At a meeting of the Budget and Finance Committee, members voted 4–1 to advance an ordinance that would authorize the mayor to contract with West Publishing Corporation to supply a case‑management and analytical database for the Akron Citizens Police Oversight Board (CPOB) and the Office of the Independent Police Auditor.
Auditor Anthony Finenel told the committee the office had previously collected records on paper and, as of last week, consolidated them into an Excel spreadsheet. He said the office selected a vendor pending the ordinance’s passage and that the vendor would migrate the spreadsheet data into a structured case‑management system to enable trend analysis, policy development and more detailed review of critical incidents such as officer‑involved shootings. "This is very important," Finenel said, describing the system as necessary to reduce administrative burden and support analytic work.

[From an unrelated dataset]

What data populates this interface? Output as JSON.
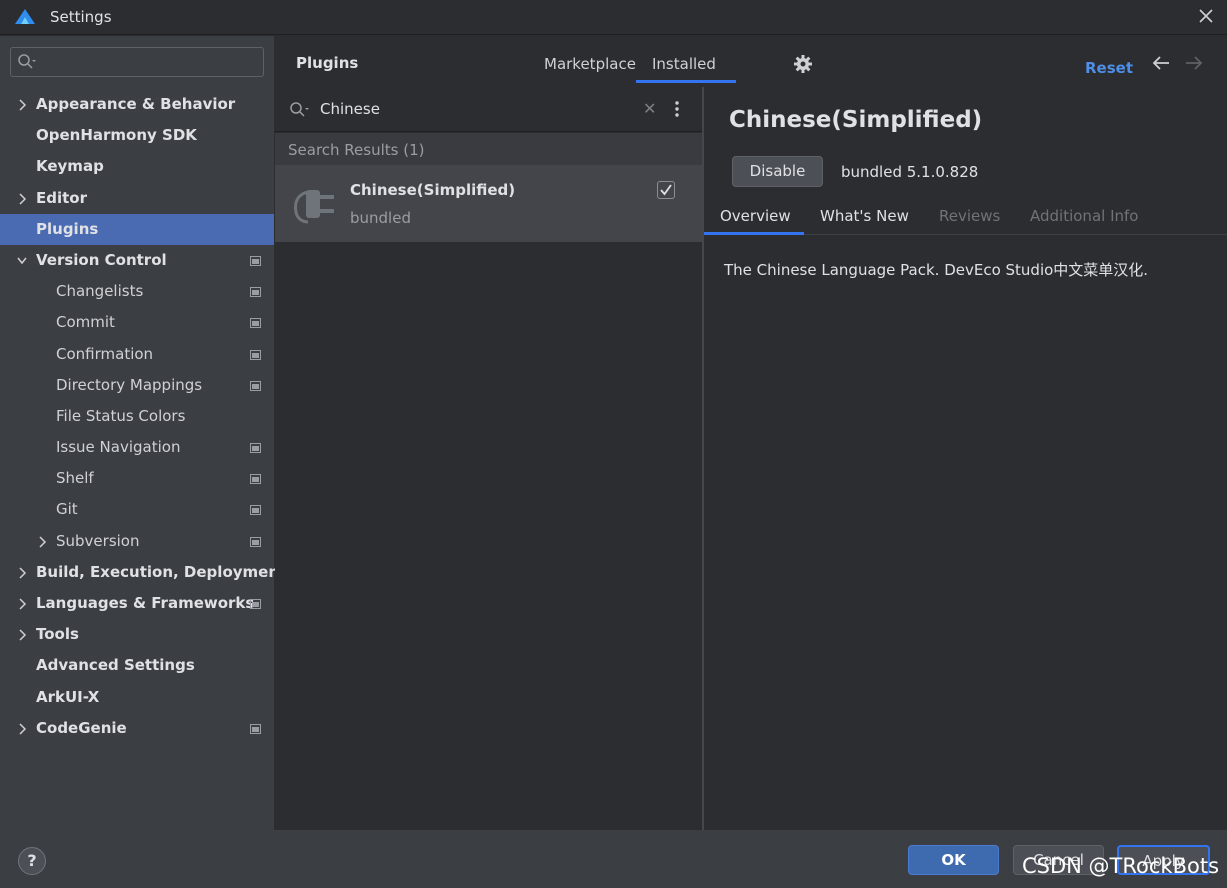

Committee members questioned whether the auditor could use the Akron Police Department’s IA Pro system. Finenel replied that his office could not use IA Pro because it is designed for law‑enforcement case management and his independent office lacks the access and functionality needed for separate analysis. "IA Pro is not designed specifically for an analytical purpose such as what we would need," he said.
Finenel told the committee the consolidated Excel file contains roughly 3,000 rows and about 26–27 columns, and that manually extracting data from PDFs and varied report formats is slow and error‑prone. He said a case‑management platform with controlled fields would improve data consistency and allow staff to generate reports more quickly.
Councilwoman Linda Amobian said the ordinance and its addendum made the need clear and argued city oversight staff should not be doing manual data entry in the 21st century. "We need to have things available to the public and the reports that you do annually," Amobian said, adding she was prepared to vote in favor.
Councilman Bruce Balden acknowledged the vendor is reputable and cited cost estimates discussed during the meeting—about $40,000 to set up the system and roughly $60,000 annually thereafter, for a total in the neighborhood of $100,000 in the first year—but expressed concern that the money could alternatively be used for patrol resources. Finenel and others said the automation would free limited staff to focus on high‑impact investigations and improve public complaint intake by allowing complainants to attach photographs and documents online.
After debate, a motion to suspend the rules and issue a favorable report for third reading passed on a roll call: Lombardo voted nay; Amobian, Wilson, Boyce and Balden voted aye. The favorable report moves the ordinance to the full council for further action.
Next steps: the ordinance will proceed to the council following the committee’s favorable report; timing for final contract execution depends on council action and vendor scheduling.